I haven't written much before now on the upcoming EU referendum because the focus of debate—at least, as framed by the Tories—centres on matters which are of very little concern to me. Indeed, I think that by focusing on these things rather than matters which should be of much more fundamental concern about what the EU is doing, or shows every sign of doing in the near future, we are actually reducing the chances of getting the EU reforms we really need.
Here is a short clip from last night's news which shows the hypocrisy behind David Cameron's stance on immigrants receiving in-work benefits.
Anyone who gives the matter any thought at all will be able to see the fundamental flaw in his argument. Our system is set up in such a way that every single non-immigrant will, as he puts it, "get benefits out of the system" before we put a single penny into the system. A very great deal of benefits, in fact.
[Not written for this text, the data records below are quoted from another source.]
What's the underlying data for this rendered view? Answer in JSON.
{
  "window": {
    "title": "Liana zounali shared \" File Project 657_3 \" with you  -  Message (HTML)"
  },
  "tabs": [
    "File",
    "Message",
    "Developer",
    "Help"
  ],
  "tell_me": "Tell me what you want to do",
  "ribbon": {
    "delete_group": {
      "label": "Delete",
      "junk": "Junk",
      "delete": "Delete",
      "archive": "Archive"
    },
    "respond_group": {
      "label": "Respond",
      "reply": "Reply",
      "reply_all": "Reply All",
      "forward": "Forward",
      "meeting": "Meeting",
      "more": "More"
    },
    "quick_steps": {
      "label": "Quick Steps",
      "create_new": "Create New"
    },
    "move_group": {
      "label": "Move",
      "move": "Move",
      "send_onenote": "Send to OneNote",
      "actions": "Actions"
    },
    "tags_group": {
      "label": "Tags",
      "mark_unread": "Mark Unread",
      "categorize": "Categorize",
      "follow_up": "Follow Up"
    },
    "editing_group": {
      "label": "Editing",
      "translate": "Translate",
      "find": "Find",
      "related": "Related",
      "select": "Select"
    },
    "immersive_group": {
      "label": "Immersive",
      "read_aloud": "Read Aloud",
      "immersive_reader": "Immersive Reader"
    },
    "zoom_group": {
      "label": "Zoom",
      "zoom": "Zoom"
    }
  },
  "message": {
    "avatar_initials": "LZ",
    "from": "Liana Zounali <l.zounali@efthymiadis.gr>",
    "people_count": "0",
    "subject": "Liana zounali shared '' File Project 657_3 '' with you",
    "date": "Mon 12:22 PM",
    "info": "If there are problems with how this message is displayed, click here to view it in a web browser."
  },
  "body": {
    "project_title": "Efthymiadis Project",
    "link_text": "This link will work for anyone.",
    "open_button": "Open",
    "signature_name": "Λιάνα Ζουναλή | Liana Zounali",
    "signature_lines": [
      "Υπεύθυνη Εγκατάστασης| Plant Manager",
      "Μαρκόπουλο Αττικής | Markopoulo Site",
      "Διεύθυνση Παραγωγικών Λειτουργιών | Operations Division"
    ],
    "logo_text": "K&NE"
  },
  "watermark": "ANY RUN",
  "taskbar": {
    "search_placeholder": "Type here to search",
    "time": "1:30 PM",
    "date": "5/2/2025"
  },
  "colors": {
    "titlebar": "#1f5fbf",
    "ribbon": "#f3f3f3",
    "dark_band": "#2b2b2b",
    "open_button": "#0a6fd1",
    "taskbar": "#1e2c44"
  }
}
Everyone who has grown up in the UK will have benefitted from years of completely free education and health care provided by the state; and will almost certainly have made use of free social services and facilities provided by local authorities. On top of this, the government will have made direct cash payments for each child while they are growing up.
Looked at in broad terms, a person will only start "paying into the system" when they start work (apart from paying a little tax in the form of VAT on purchases) and it will probably take twenty years or so before the taxes they've paid into the UK system balance the benefits they took out of the system while they were growing up. On average, a person will probably "break even" in their forties; then for the next twenty years or so they will be net contributors to the benefits system; then they will retire and take money out of they system again in pension payments and increased health and social care. In round terms: 20 years of taking from the system, 20 years of paying it off, 20 years of being a net contributor to the system, 20 years to get it back again.
Now consider the position of a newly-arrived immigrant working in the UK. From the very first day they will be a net contributor to the UK system because of the tax and national insurance they pay.
That is why it is utterly offensive for Cameron to suggest that we should stop immigrants receiving in-work benefits for any amount of time, let alone four years. An immigrant receiving in-work benefits is certainly not getting "something for nothing". In fact, they will be anything up to 20 years ahead of the average UK citizen in terms of paying into our system.
Looking at the bigger picture, if there is any issue that should be addressed, it is the fact that the UK is benefitting from the education and expertise of immigrants at the expense of the country they have come from. It should be a very major source of concern that the UK encourages, for example, qualified doctors, nurses and other health professionals to work in our national health services. This holds true for all immigration, not just immigration from within the EU. Indeed, as has been said many times by many people, our NHSs wouldn't survive without them.